The chambered cairn Barclodiad Y Gawres is the largest Neolithic tomb in Wales. It was built around the same time as the Egyptian Pyramids and Stonehenge, somewhere between 2500 - 3000 BC. It was excavated in the 1930s and the mound reconstructed with a turf-covered concrete dome. The now hollow dome was originally solid earth. It was a public grave for the local farming community and probably acted as a focus for religious ceremonies.
Five of the interior stones are decorated with incised zigzags, lozenges and spirals, the meanings of which were clearly significant but are now unknown. Some of these markings can just be discerned on the stone in the foreground on the right of the picture. The entrance was through a long, stone-lined passage leading to a central ceremonial area. From this opened three separate burial chambers, all originally covered by large capstones. One of the capstones is visible here.

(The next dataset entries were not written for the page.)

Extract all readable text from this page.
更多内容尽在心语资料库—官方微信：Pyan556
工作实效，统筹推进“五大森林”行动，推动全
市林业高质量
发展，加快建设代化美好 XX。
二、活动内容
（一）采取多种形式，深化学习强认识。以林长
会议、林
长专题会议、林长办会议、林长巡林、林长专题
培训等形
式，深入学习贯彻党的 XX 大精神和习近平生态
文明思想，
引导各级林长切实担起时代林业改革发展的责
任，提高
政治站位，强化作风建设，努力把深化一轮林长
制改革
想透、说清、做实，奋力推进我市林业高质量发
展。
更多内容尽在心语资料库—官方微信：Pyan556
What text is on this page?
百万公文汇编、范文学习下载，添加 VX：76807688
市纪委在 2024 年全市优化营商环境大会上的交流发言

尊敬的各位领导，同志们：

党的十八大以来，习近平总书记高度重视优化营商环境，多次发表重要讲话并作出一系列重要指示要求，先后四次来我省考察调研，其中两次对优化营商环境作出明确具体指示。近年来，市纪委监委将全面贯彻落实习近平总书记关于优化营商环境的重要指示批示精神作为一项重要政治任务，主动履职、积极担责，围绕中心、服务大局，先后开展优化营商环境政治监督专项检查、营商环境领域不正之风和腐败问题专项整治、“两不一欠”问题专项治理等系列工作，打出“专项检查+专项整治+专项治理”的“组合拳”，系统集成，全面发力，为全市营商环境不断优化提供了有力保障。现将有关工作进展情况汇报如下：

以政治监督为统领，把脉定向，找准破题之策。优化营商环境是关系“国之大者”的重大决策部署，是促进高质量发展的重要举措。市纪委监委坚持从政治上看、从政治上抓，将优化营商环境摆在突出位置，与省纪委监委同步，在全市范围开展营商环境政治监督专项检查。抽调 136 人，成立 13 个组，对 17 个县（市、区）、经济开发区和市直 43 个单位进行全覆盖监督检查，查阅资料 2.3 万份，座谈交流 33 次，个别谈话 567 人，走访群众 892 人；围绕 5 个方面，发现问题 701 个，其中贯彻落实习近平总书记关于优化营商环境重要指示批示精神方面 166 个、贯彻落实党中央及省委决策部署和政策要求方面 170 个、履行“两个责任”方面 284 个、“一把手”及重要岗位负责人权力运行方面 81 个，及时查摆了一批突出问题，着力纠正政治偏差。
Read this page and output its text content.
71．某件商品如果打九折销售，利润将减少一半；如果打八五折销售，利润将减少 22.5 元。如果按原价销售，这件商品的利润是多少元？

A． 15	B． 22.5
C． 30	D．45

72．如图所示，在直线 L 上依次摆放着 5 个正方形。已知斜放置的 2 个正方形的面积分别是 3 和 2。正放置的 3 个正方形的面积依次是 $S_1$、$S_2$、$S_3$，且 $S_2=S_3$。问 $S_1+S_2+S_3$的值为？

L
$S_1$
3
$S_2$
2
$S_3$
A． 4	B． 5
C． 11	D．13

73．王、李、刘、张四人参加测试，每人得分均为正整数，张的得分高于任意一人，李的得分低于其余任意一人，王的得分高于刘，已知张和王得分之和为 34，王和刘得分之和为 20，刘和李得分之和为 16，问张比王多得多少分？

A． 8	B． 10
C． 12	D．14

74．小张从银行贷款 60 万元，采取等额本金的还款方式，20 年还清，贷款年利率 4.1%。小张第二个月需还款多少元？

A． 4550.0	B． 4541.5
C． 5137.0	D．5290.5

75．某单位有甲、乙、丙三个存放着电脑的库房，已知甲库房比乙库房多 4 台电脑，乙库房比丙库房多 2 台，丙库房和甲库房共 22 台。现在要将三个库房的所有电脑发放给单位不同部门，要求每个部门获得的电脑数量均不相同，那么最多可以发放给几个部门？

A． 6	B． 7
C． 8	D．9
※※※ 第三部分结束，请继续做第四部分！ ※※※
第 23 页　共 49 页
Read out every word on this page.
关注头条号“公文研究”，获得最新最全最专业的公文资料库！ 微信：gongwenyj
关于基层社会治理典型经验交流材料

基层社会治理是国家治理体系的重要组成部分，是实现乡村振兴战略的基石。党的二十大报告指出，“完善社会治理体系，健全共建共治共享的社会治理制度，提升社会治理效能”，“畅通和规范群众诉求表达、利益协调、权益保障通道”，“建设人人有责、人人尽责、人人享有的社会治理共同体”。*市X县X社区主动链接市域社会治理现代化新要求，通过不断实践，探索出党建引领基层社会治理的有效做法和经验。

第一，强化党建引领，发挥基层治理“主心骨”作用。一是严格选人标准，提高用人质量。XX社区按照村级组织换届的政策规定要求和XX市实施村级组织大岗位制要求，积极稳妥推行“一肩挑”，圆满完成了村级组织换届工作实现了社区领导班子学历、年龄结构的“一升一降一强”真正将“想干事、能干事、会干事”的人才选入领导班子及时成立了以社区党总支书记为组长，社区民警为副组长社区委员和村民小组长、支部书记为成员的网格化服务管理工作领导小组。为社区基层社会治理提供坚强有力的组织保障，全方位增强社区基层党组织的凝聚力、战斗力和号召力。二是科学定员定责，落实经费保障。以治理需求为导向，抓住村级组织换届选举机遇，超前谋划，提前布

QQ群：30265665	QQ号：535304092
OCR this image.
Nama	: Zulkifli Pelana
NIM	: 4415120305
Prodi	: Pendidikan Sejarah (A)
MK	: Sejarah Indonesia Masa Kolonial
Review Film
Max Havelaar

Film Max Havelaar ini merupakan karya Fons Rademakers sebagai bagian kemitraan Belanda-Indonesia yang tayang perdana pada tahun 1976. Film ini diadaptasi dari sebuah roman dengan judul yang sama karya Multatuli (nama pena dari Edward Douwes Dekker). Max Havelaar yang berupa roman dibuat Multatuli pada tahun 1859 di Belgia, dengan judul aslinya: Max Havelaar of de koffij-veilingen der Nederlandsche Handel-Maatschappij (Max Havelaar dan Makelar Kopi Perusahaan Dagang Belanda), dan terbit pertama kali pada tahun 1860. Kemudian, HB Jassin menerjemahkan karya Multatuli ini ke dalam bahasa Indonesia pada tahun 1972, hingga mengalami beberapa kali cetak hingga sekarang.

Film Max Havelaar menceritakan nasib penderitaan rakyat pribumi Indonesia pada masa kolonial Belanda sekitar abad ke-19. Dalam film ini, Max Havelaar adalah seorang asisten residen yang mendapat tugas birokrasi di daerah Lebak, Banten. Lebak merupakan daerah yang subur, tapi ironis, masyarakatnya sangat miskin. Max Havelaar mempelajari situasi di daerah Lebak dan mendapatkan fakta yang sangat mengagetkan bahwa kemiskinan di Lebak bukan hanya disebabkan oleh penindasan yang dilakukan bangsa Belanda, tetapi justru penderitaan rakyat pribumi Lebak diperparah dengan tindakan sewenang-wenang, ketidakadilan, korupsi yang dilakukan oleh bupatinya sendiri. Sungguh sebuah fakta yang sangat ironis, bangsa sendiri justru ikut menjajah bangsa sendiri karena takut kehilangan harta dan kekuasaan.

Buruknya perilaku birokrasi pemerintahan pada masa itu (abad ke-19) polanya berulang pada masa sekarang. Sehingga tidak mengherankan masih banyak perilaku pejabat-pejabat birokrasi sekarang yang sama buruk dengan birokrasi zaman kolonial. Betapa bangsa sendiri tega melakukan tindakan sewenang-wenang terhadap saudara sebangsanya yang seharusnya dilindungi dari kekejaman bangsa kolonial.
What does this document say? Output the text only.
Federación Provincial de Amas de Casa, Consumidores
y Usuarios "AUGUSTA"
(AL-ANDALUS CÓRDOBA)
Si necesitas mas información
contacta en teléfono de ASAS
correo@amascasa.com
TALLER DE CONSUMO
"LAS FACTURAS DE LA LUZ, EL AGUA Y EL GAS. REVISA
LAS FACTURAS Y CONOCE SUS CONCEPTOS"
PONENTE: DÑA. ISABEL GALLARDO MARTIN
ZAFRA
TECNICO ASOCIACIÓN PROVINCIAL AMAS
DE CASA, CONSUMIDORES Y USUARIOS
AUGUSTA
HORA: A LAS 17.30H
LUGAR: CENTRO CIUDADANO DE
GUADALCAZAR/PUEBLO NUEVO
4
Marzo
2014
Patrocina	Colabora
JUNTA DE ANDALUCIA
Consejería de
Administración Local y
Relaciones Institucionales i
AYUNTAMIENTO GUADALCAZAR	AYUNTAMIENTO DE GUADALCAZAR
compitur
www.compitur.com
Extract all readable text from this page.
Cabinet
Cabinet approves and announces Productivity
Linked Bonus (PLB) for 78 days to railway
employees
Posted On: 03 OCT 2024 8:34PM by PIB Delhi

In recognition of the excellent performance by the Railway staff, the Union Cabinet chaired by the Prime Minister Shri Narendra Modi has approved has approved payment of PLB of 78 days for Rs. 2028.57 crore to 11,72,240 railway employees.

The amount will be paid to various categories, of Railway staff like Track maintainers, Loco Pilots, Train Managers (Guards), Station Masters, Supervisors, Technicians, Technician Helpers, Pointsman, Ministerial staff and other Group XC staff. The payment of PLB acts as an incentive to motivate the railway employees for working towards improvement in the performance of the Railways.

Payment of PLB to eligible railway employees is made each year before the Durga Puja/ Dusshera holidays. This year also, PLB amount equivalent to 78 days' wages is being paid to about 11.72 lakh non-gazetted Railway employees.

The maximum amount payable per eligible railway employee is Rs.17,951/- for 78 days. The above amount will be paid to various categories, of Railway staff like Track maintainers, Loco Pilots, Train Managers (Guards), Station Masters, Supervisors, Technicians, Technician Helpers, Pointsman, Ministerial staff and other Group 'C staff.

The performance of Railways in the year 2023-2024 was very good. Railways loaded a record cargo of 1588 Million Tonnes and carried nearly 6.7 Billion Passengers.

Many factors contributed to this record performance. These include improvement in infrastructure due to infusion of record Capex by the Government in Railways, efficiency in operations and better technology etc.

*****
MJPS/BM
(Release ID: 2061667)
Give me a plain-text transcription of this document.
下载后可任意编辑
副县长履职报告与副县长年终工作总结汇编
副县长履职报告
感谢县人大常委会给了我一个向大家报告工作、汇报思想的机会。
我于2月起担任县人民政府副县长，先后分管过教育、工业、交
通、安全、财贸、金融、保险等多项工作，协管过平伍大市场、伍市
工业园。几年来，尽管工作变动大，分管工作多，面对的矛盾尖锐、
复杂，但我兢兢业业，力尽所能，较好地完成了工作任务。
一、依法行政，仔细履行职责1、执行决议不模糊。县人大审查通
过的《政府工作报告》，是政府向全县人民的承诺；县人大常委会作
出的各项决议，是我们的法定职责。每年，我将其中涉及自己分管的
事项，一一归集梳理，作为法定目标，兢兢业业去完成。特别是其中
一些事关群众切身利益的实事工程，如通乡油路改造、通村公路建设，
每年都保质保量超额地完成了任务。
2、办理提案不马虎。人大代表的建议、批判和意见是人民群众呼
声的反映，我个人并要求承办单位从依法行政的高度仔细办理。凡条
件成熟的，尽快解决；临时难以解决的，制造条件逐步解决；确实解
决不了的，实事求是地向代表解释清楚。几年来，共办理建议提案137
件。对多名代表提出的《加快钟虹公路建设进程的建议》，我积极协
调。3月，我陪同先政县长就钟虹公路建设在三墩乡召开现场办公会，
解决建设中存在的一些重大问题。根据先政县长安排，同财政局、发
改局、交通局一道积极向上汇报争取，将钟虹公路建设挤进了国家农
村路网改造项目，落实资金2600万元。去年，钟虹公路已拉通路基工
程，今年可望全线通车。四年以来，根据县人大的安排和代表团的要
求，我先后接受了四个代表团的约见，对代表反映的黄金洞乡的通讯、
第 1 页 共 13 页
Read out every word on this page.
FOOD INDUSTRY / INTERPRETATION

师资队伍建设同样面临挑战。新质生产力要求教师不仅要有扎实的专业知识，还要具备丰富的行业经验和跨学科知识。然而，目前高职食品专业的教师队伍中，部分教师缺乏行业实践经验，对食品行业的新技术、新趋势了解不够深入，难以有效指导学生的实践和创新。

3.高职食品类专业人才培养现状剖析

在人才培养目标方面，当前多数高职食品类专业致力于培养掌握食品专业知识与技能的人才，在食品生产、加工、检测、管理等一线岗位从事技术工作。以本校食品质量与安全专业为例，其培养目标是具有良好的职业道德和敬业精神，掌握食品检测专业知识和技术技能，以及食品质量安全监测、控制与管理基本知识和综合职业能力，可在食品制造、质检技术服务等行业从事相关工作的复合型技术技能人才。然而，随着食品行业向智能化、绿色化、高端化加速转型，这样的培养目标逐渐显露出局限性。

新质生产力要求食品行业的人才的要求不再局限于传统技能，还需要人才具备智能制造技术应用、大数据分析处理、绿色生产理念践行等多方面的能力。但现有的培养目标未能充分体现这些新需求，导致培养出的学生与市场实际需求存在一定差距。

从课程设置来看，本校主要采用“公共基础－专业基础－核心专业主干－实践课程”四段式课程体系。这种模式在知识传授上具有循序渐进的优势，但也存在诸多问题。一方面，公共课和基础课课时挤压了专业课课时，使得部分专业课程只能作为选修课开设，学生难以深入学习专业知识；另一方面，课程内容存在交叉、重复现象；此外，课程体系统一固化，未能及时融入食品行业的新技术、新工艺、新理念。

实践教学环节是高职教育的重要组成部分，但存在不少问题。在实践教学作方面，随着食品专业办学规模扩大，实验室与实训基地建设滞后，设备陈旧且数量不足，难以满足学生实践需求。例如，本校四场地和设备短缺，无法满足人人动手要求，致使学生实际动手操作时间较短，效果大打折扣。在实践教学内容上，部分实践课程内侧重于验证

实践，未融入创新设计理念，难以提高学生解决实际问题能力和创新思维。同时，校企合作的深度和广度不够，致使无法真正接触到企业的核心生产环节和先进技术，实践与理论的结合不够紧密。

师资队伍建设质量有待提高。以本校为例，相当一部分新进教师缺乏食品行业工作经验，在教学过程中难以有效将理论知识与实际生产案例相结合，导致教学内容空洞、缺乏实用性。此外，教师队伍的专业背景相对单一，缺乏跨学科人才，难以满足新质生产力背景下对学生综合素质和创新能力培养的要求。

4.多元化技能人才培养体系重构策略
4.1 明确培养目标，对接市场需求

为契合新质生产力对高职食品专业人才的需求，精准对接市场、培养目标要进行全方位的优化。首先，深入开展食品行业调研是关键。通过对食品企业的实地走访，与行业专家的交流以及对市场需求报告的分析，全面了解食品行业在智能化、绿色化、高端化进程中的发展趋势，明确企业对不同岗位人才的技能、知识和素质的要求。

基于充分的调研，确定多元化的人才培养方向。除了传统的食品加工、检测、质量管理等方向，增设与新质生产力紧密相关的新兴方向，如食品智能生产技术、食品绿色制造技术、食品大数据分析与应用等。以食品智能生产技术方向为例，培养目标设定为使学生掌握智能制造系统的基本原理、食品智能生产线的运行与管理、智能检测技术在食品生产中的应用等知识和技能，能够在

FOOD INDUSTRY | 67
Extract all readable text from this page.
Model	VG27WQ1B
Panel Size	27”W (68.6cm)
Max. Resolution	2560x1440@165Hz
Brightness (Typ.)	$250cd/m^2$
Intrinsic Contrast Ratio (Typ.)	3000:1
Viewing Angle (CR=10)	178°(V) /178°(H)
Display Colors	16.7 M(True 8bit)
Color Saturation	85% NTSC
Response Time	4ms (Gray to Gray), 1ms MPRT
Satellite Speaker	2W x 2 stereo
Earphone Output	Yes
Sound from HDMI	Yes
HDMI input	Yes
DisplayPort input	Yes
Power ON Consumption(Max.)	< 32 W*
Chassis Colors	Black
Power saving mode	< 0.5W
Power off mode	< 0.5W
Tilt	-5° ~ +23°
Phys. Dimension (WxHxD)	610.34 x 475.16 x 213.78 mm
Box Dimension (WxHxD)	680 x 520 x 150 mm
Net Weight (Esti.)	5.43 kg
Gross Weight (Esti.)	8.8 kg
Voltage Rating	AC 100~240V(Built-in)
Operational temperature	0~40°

Its location overlooking the Irish Sea underlines the cultural connections between Anglesey and Ireland during the Neolithic era, since many aspects of the tomb and of its decorated stones are similar to Neolithic monuments in the Boyne Valley.
Part of the interior can be seen through the locked entrance gate, as in this picture. To view the rest requires the key which is held at nearby premises (directions there are on an information board) and which may be borrowed on payment of a returnable deposit. Use of a torch is recommended.